En el tercer tiempo, ese objeto cae, se pierde (por la castración) y emerge el objeto del deseo separado del sujeto del deseo.

En el tiempo de la angustia, el 2º tiempo, es como que objeto y sujeto no pueden separarse: el sujeto es el objeto y esta es la causa de la angustia.

El sentimiento de nostalgia del que Freud habla en el “Proyecto de una psicología para neurólogos” supone el tercer tiempo: la operación de separación sujeto-objeto con la consiguiente pérdida y vacío del objeto.

 

El 2º tiempo del goce, o tiempo de la angustia, es también el tiempo de “espera”, de la demora, que lo deja preguntándose acerca de ¿qué es él?, cuando se decide a una respuesta ya se precipita detrás de una identificación que lo aliena a su verdad y se encuentra con lo verdadero, pero esto es ya un velo sobre la posibilidad de la angustia, el objeto se ha perdido y él ya no puede saber cuál es su objeto de verdad, sino que encuentra sustitutos.

Para que el sujeto ame, ese objeto debe caer, estar perdido, así que nunca amará a un objeto de verdad sino a un objeto verdadero, por esto el amor no es ni una mentira ni una verdad, es una ficción verdadera.

Es amor a una imagen, bella o fea que siempre es preferible a la falta de imagen que supone la presencia del objeto “a” en lo real.

Amamos y deseamos imágenes, éstas nos protegen de la angustia. A su vez, ya perdido el objeto, el deseo se iría desplazando hacia nuevos objetos de amor cuya imagen nos preserva, también, del vacío en que nos deja la pérdida de la imagen de los viejos objetos de amor.

 

Si los padres no estimulan el amor, aparecerá lo siniestro, como en el caso de Nataniel, el protagonista del cuento de Hoffman “El Arenero”, o como en el caso de “El hombre de los lobos “ de Freud. Sin amor, quedamos a merced de la locura, sin posibilidad de ser sujetos.

 

Habíamos dicho que el amor posibilita la entrada en la cultura. Los trabajos con niños de Melanie Klein, Francoise Dolto y Maud Manoni, así lo prueban.

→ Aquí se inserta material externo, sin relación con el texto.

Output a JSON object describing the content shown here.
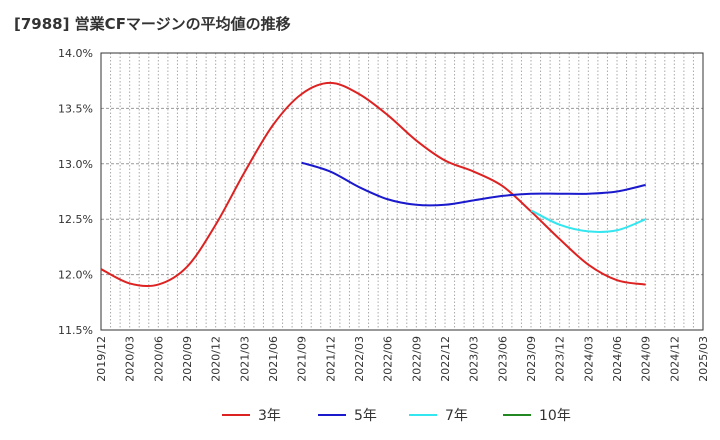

Dolto demuestra que las sublimaciones culturales sobrevienen por un vínculo desplazado, por ejemplo, al libro, que opera cuando el niño ha sido iniciado en ello por la madre. Entre él y el libro, media el amor materno-filial. Y, así, sucesivamente durante toda la infancia.

 

Aclaremos que llamamos sublimación a la elevación de las pulsiones por encima de su fin y objeto eróticos.

Aclaremos también, que llamamos pulsión, al empuje hacia un fin y objeto de lo que otrora fue el instinto.

 

Es así, como la filosofía de hoy, sabe que el amor es imprescindible para la vida humana.